スペインの小学生が「当たり前に理解していること」とは何か
日本の育成年代を見ていて、こう感じたことは手を挙げてください。
技術はあるのにプレーに繋がらない
良い動きをしているはずなのに噛み合わない
「サッカーを理解している選手」がなかなか育たない
その原因の一つにあるのが、“共通理解の不足” です。
この問題に真正面から挑んでいるのが、高田純氏の著書『小学生から知っておくべき フットボールのフォーマット』です。
この本は何を教えてくれるのか?
ひと言で言うとこの本は、
「スペインの育成年代が当たり前に共有している“攻撃の共通言語”を整理した本」
です。
著者はバルセロナを拠点に指導を続ける日本人コーチ。
現地の育成現場で見てきたのは、
日本では高校年代でも曖昧なことが、スペインでは小学生で整理されている現実。
その差を埋めるために、本書ではプレーを「感覚」ではなく構造・ゾーン・関係性で理解できるようにフォーマット化しています。
「フォーマット」とは何か?
ここで言うフォーマットとは、プレーのテンプレートではなく、考え方の土台です。
例えば本書では、
ピッチをどう区切って考えるのか
どのゾーンでどんな関係性が必要か
前進するためのサポートの形
裏への動きと連動の原則
数的優位をどう作るのか
といった要素が整理されています。
つまり、「今この場面で、何を基準にプレーを選ぶべきか?」を判断できるようになるための枠組みです。
本書の大きな特徴:とにかく“見える”
文章中心の戦術書とは違い、本書はビジュアル重視。
図解で
ゾーンとレーンの捉え方
サポートの種類
前進のルート
フィニッシュ局面での関係性
が示されているので、子どもでも理解しやすく、指導者も説明に使いやすい構成になっています。
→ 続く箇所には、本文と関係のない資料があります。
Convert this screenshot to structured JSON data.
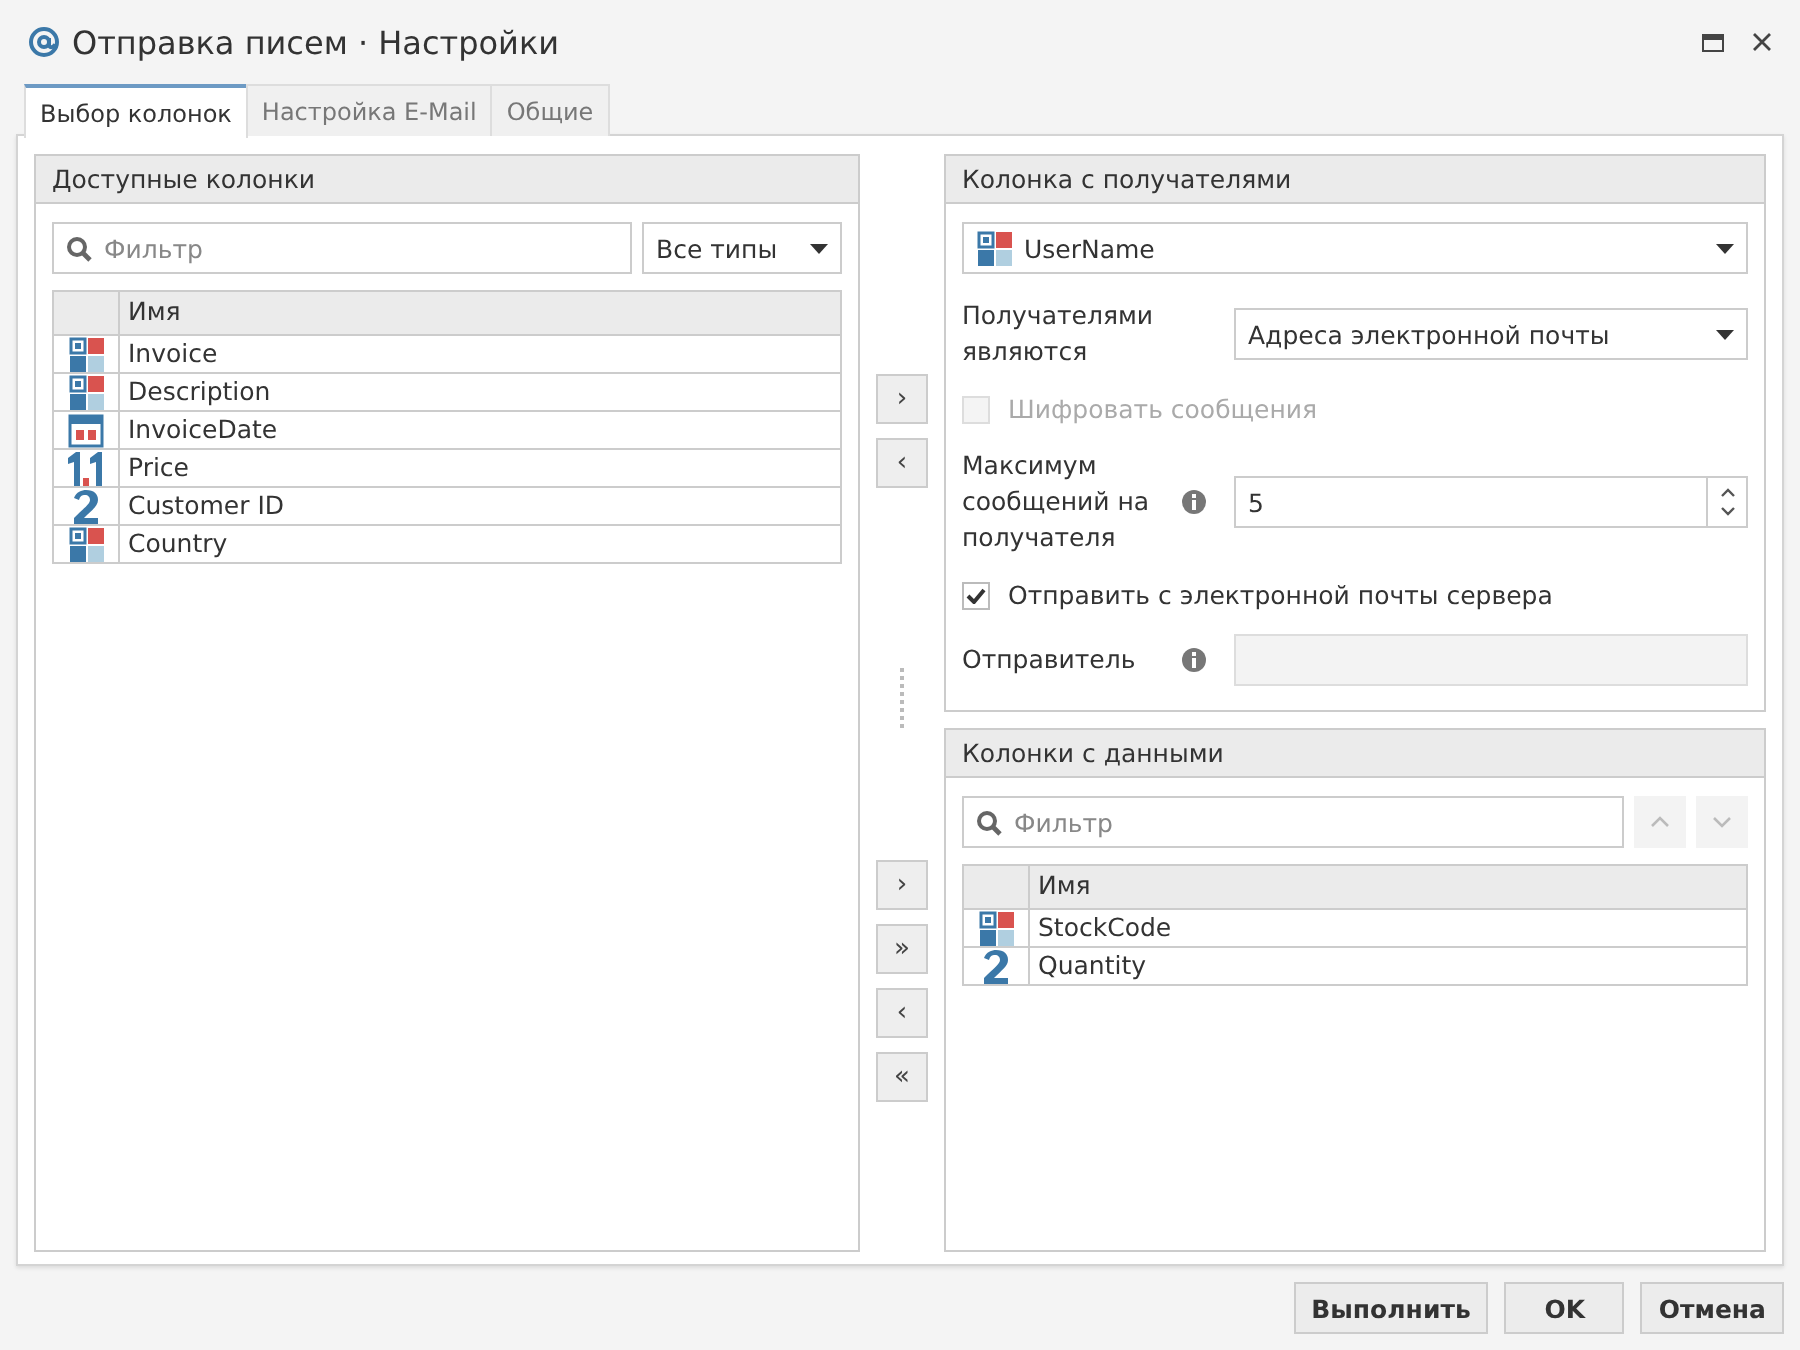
{
  "window": {
    "title": "Отправка писем · Настройки"
  },
  "tabs": [
    {
      "label": "Выбор колонок",
      "selected": true
    },
    {
      "label": "Настройка E-Mail",
      "selected": false
    },
    {
      "label": "Общие",
      "selected": false
    }
  ],
  "available": {
    "title": "Доступные колонки",
    "filter": {
      "placeholder": "Фильтр"
    },
    "type_select": {
      "value": "Все типы"
    },
    "table": {
      "columns": [
        "Имя"
      ],
      "rows": [
        {
          "kind": "text",
          "name": "Invoice"
        },
        {
          "kind": "text",
          "name": "Description"
        },
        {
          "kind": "date",
          "name": "InvoiceDate"
        },
        {
          "kind": "decimal",
          "name": "Price"
        },
        {
          "kind": "integer",
          "name": "Customer ID"
        },
        {
          "kind": "text",
          "name": "Country"
        }
      ]
    }
  },
  "transfer_top": [
    "›",
    "‹"
  ],
  "recipients": {
    "title": "Колонка с получателями",
    "column_select": {
      "kind": "text",
      "value": "UserName"
    },
    "recipients_are": {
      "label": "Получателями являются",
      "value": "Адреса электронной почты"
    },
    "encrypt": {
      "label": "Шифровать сообщения",
      "checked": false,
      "disabled": true
    },
    "max_messages": {
      "label": "Максимум сообщений на получателя",
      "value": "5"
    },
    "send_from_server": {
      "label": "Отправить с электронной почты сервера",
      "checked": true,
      "disabled": false
    },
    "sender": {
      "label": "Отправитель",
      "disabled": true
    }
  },
  "transfer_bottom": [
    "›",
    "»",
    "‹",
    "«"
  ],
  "data_columns": {
    "title": "Колонки с данными",
    "filter": {
      "placeholder": "Фильтр"
    },
    "move_up_disabled": true,
    "move_down_disabled": true,
    "table": {
      "columns": [
        "Имя"
      ],
      "rows": [
        {
          "kind": "text",
          "name": "StockCode"
        },
        {
          "kind": "integer",
          "name": "Quantity"
        }
      ]
    }
  },
  "buttons": [
    "Выполнить",
    "OK",
    "Отмена"
  ]
}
「言葉で説明できなかったこと」が、図で一気に整理される感覚があります。
■ こんな人に特に刺さる本
✔️小学生年代の指導者
「動け」ではなく「なぜそこに動くのか」を教えたい人に最適。
✔️プレー理解を深めたい選手
センスではなく“考えてプレーする力”を伸ばしたい選手向き。
✔️子どものサッカーを理解したい保護者
試合を見る視点が明らかに変わります。
✔️ チームのプレーモデルを作りたい指導者
共通言語づくりのベースになります。
■ この本は“ドリル集”ではない
注意点もあります。
この本は
✔ 技術練習のやり方
✔ ドリブル練習メニュー集
のような実践レシピ本ではありません。
代わりに得られるのは、
「プレーを理解するための地図」です。
その地図を持った上で、トレーニングを組み立てるのは指導者の仕事。
だからこそ、指導者のレベルアップにつながる一冊でもあります。
■ まとめ
『フットボールのフォーマット』は、
✔ 小学生から身につけたいサッカー理解の土台
✔ スペイン育成の思考法を学べる本
✔ プレーを“構造”で捉える視点をくれる一冊
「うまくする本」ではなく“サッカーをわかるようにする本”です。
岡田メソッドが「育成体系の設計図」なら、
この本は「攻撃理解の言語辞典」。
育成年代の指導に関わる人ほど、読んで損はない内容です。
「なぜスペインの選手は判断が早いのか」そのヒントが、ここに詰まっています。